In this case, ANDROID_ROOT saves the / system path, while kSystem Assets saves the / system path.

1. static const char* kSystemAssets = "framework/framework-res.apk";  

Remember what framework-res.apk is, all the resource files in the system.

At last, I understand that the principle is to load the resources of the system.

Next, look at the addAssetPath method. After entering the source code, you will find that it is also a local method and you need to look at the jni code.

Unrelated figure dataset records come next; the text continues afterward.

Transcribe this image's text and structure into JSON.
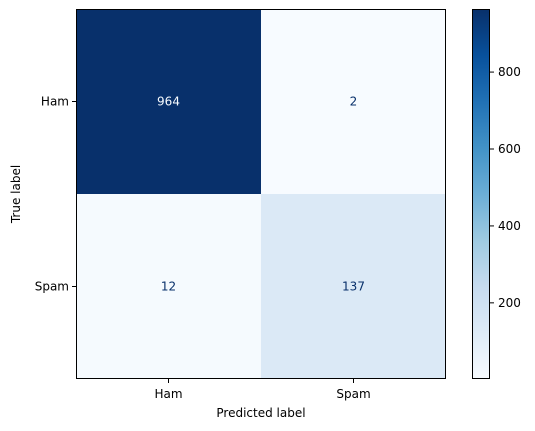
{
  "chart_data": {
    "type": "heatmap",
    "title": "",
    "xlabel": "Predicted label",
    "ylabel": "True label",
    "x_categories": [
      "Ham",
      "Spam"
    ],
    "y_categories": [
      "Ham",
      "Spam"
    ],
    "matrix": [
      [
        964,
        2
      ],
      [
        12,
        137
      ]
    ],
    "colormap": "Blues",
    "color_range": [
      2,
      964
    ],
    "colorbar_ticks": [
      200,
      400,
      600,
      800
    ],
    "grid": false
  }
}
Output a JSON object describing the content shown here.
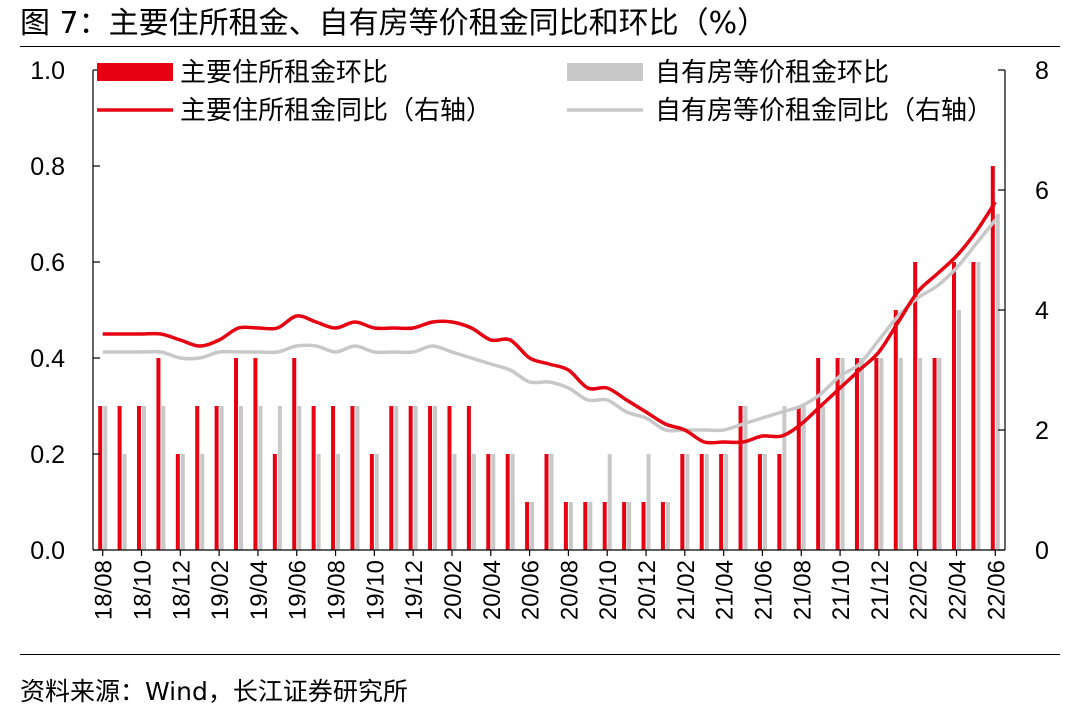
{
  "page": {
    "title": "图 7：主要住所租金、自有房等价租金同比和环比（%）",
    "source": "资料来源：Wind，长江证券研究所"
  },
  "colors": {
    "primary_red": "#e60012",
    "secondary_gray": "#c8c8c8",
    "axis": "#000000"
  },
  "chart_data": {
    "type": "bar",
    "title": "主要住所租金、自有房等价租金同比和环比（%）",
    "x": [
      "18/08",
      "18/09",
      "18/10",
      "18/11",
      "18/12",
      "19/01",
      "19/02",
      "19/03",
      "19/04",
      "19/05",
      "19/06",
      "19/07",
      "19/08",
      "19/09",
      "19/10",
      "19/11",
      "19/12",
      "20/01",
      "20/02",
      "20/03",
      "20/04",
      "20/05",
      "20/06",
      "20/07",
      "20/08",
      "20/09",
      "20/10",
      "20/11",
      "20/12",
      "21/01",
      "21/02",
      "21/03",
      "21/04",
      "21/05",
      "21/06",
      "21/07",
      "21/08",
      "21/09",
      "21/10",
      "21/11",
      "21/12",
      "22/01",
      "22/02",
      "22/03",
      "22/04",
      "22/05",
      "22/06"
    ],
    "xtick_labels": [
      "18/08",
      "18/10",
      "18/12",
      "19/02",
      "19/04",
      "19/06",
      "19/08",
      "19/10",
      "19/12",
      "20/02",
      "20/04",
      "20/06",
      "20/08",
      "20/10",
      "20/12",
      "21/02",
      "21/04",
      "21/06",
      "21/08",
      "21/10",
      "21/12",
      "22/02",
      "22/04",
      "22/06"
    ],
    "y_left": {
      "min": 0.0,
      "max": 1.0,
      "ticks": [
        "0.0",
        "0.2",
        "0.4",
        "0.6",
        "0.8",
        "1.0"
      ]
    },
    "y_right": {
      "min": 0,
      "max": 8,
      "ticks": [
        "0",
        "2",
        "4",
        "6",
        "8"
      ]
    },
    "series": [
      {
        "name": "主要住所租金环比",
        "kind": "bar",
        "axis": "left",
        "color": "#e60012",
        "values": [
          0.3,
          0.3,
          0.3,
          0.4,
          0.2,
          0.3,
          0.3,
          0.4,
          0.4,
          0.2,
          0.4,
          0.3,
          0.3,
          0.3,
          0.2,
          0.3,
          0.3,
          0.3,
          0.3,
          0.3,
          0.2,
          0.2,
          0.1,
          0.2,
          0.1,
          0.1,
          0.1,
          0.1,
          0.1,
          0.1,
          0.2,
          0.2,
          0.2,
          0.3,
          0.2,
          0.2,
          0.3,
          0.4,
          0.4,
          0.4,
          0.4,
          0.5,
          0.6,
          0.4,
          0.6,
          0.6,
          0.8
        ]
      },
      {
        "name": "自有房等价租金环比",
        "kind": "bar",
        "axis": "left",
        "color": "#c8c8c8",
        "values": [
          0.3,
          0.2,
          0.3,
          0.3,
          0.2,
          0.2,
          0.3,
          0.3,
          0.3,
          0.3,
          0.3,
          0.2,
          0.2,
          0.3,
          0.2,
          0.3,
          0.3,
          0.3,
          0.2,
          0.2,
          0.2,
          0.2,
          0.1,
          0.2,
          0.1,
          0.1,
          0.2,
          0.1,
          0.2,
          0.1,
          0.2,
          0.2,
          0.2,
          0.3,
          0.2,
          0.3,
          0.3,
          0.3,
          0.4,
          0.4,
          0.4,
          0.4,
          0.4,
          0.4,
          0.5,
          0.6,
          0.7
        ]
      },
      {
        "name": "主要住所租金同比（右轴）",
        "kind": "line",
        "axis": "right",
        "color": "#e60012",
        "values": [
          3.6,
          3.6,
          3.6,
          3.6,
          3.5,
          3.4,
          3.5,
          3.7,
          3.7,
          3.7,
          3.9,
          3.8,
          3.7,
          3.8,
          3.7,
          3.7,
          3.7,
          3.8,
          3.8,
          3.7,
          3.5,
          3.5,
          3.2,
          3.1,
          3.0,
          2.7,
          2.7,
          2.5,
          2.3,
          2.1,
          2.0,
          1.8,
          1.8,
          1.8,
          1.9,
          1.9,
          2.1,
          2.4,
          2.7,
          3.0,
          3.3,
          3.8,
          4.3,
          4.6,
          4.9,
          5.3,
          5.8
        ]
      },
      {
        "name": "自有房等价租金同比（右轴）",
        "kind": "line",
        "axis": "right",
        "color": "#c8c8c8",
        "values": [
          3.3,
          3.3,
          3.3,
          3.3,
          3.2,
          3.2,
          3.3,
          3.3,
          3.3,
          3.3,
          3.4,
          3.4,
          3.3,
          3.4,
          3.3,
          3.3,
          3.3,
          3.4,
          3.3,
          3.2,
          3.1,
          3.0,
          2.8,
          2.8,
          2.7,
          2.5,
          2.5,
          2.3,
          2.2,
          2.0,
          2.0,
          2.0,
          2.0,
          2.1,
          2.2,
          2.3,
          2.4,
          2.6,
          2.9,
          3.1,
          3.5,
          3.9,
          4.2,
          4.4,
          4.7,
          5.1,
          5.5
        ]
      }
    ],
    "legend": [
      {
        "label": "主要住所租金环比",
        "swatch": "bar",
        "color": "#e60012"
      },
      {
        "label": "自有房等价租金环比",
        "swatch": "bar",
        "color": "#c8c8c8"
      },
      {
        "label": "主要住所租金同比（右轴）",
        "swatch": "line",
        "color": "#e60012"
      },
      {
        "label": "自有房等价租金同比（右轴）",
        "swatch": "line",
        "color": "#c8c8c8"
      }
    ],
    "legend_position": "top"
  }
}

1. static jint android_content_AssetManager_addAssetPath(JNIEnv* env, jobject clazz,  
2.                                                        jstring path)  
3. {  
4.     ScopedUtfChars path8(env, path);  
5.     if (path8.c_str() == NULL) {  
6.         return 0;  
7.     }  
8.   
9.     AssetManager* am = assetManagerForJavaObject(env, clazz);  
10.     if (am == NULL) {  
11.         return 0;  
12.     }  
13.   
14.     void* cookie;  
15.     bool res = am->addAssetPath(String8(path8.c_str()), &cookie);  
16.   
17.     return (res) ? (jint)cookie : 0;  
18. }  

The addAssetPath method of the local AssetManager method is called here. Like system resources, they are loaded in.

Let's take a look at the process for PackageManager to get resources.

Getting resources in Package Manager calls the getResourcesForApplication method. getResourcesForApplication also has a method of the same name. Let's see the one doing business.

The first step is to determine whether the package name is a system, if not to call the getTopLevelResources method of ActivityThread directly. However, it will pass in app.sourceDir based on the uid and process Id of the current application, if they are equal, or publicSourceDir based on the experience period, but sourceDir and publicSource are generally the same. The logic behind is the same as that in Context, so I won't talk about it here.